Outer membrane vesicle production by Escherichia coli is independent of membrane instability

Abstract

It has been long noted that gram-negative bacteria produce outer membrane vesicles, and recent data demonstrate that vesicles released by pathogenic strains can transmit virulence factors to host cells. However, the mechanism of vesicle release has remained undetermined. This genetic study addresses whether these structures are merely a result of membrane instability or are formed by a more directed process. To elucidate the regulatory mechanisms and physiological basis of vesiculation, we conducted a screen in Escherichia coli to identify gene disruptions that caused vesicle over- or underproduction. Only a few low-vesiculation mutants and no null mutants were recovered, suggesting that vesiculation may be a fundamental characteristic of gram-negative bacterial growth. Gene disruptions were identified that caused differences in vesicle production ranging from a 5-fold decrease to a 200-fold increase relative to wild-type levels. These disruptions included loci governing outer membrane components and peptidoglycan synthesis as well as the sigma(E) cell envelope stress response. Mutations causing vesicle overproduction did not result in upregulation of the ompC gene encoding a major outer membrane protein. Detergent sensitivity, leakiness, and growth characteristics of the novel vesiculation mutant strains did not correlate with vesiculation levels, demonstrating that vesicle production is not predictive of envelope instability.

FIG. 1.

Representative data from the screen for vesiculation mutants. (A) Immunoblot with anti-LPS antibody of cell-free supernatants from cultures of insertion mutants. Representative high-vesiculation (circle) and low-vesiculation (square) mutant phenotypes are shown. Control wild-type (+) and washed wild-type (−) samples are at bottom right (rectangle). (B) Coomassie blue-stained SDS-PAGE of pelleted vesicles from cultures of wild-type DH5α (WT) and five Tn mutants demonstrates high vesiculation (mutants 2, 4, and 5) and low vesiculation (mutant 3) phenotypes. Molecular weight standard proteins (kDa) and the positions of Omps F, C, and A are labeled.

FIG. 2.

Relative increase (n-fold) in vesicle production of Tn mutants. Vesicle-overproducing mutants (A) and vesicle-underproducing mutants (B) are identified by protein- and lipid-based methods. Relative vesicle production/CFU compared to wild-type strain DH5α was calculated using Omp bands (black bars) or incorporation of the lipid probe FM4-64 (gray bars). Values are the average ± SEM (n ≥ 2).

FIG. 3.

Vesicle overproduction does not require increased Omp expression.
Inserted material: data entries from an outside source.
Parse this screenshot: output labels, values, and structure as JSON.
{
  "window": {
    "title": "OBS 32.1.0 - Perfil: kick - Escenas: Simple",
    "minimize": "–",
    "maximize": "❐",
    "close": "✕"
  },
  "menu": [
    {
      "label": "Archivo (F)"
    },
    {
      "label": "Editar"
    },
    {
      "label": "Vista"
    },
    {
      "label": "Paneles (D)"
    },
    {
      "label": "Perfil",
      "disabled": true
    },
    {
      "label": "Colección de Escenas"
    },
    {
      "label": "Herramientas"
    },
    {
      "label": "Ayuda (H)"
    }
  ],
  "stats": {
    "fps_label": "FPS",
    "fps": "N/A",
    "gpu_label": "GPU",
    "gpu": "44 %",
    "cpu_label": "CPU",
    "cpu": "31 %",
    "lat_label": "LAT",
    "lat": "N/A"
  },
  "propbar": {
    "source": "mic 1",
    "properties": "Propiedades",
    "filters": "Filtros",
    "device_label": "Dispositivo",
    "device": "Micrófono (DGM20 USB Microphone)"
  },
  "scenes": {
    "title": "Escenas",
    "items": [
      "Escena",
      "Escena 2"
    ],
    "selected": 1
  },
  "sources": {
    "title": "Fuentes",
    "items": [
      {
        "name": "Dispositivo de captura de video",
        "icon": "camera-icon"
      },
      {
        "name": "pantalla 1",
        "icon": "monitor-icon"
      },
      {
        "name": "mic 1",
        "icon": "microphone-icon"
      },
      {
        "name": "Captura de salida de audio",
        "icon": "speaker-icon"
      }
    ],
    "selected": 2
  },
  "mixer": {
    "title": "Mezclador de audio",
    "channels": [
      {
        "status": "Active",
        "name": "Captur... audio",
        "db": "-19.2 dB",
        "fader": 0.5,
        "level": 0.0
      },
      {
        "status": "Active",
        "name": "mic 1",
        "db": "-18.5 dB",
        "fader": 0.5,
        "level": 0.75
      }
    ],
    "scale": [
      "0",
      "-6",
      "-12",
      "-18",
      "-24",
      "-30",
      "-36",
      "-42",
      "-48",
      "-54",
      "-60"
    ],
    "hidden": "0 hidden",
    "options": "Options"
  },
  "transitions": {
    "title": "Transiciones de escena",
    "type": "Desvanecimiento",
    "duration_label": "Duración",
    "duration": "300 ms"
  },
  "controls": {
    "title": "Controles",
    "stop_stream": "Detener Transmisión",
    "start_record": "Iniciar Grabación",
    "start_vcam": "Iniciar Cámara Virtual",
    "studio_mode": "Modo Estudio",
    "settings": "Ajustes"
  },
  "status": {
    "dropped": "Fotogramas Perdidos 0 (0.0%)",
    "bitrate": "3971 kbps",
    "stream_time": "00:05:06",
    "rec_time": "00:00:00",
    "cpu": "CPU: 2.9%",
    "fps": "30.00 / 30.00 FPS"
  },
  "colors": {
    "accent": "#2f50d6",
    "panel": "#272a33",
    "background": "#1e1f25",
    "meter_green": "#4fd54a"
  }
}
CFP fluorescence measurements corresponding to ompC expression (relative fluorescence units [RFU]) for transductants containing vesicle overproduction mutations from MK7B29 (yieM::Tn5), MK11F26 (degP::Tn5), MK8A44 (nlpI::Tn5), and MK5B7 (rseA::Tn5). Values were corrected for culture optical density at an OD₆₀₀ of 0.4 and normalized to wild-type MDG131. Values are the average ± SEM (n ≥ 2).

FIG. 4.

Vesicles produced by strains with mutations in σ^E response pathway genes are released intact. (A) Electron micrographs of vesicles from the wild type and mutant strains MK6D31, MK5B7, and MK11F26. Size bar, 100 nm. (B) Equilibrium density gradients of vesicles from the wild type and mutant strains (listed in the panel A legend). Periplasm from DH5α was applied to the same gradient (bottom panel). Fraction 1 is the least dense; fraction 10 is the most dense. Prominent vesicle protein bands are visible in light fractions by Coomassie blue (CB)-stained SDS-PAGE; MBP was visualized by immunoblotting (α-MBP). rseA::Tn5 samples were concentrated by precipitation with 20% trichloroacetic acid.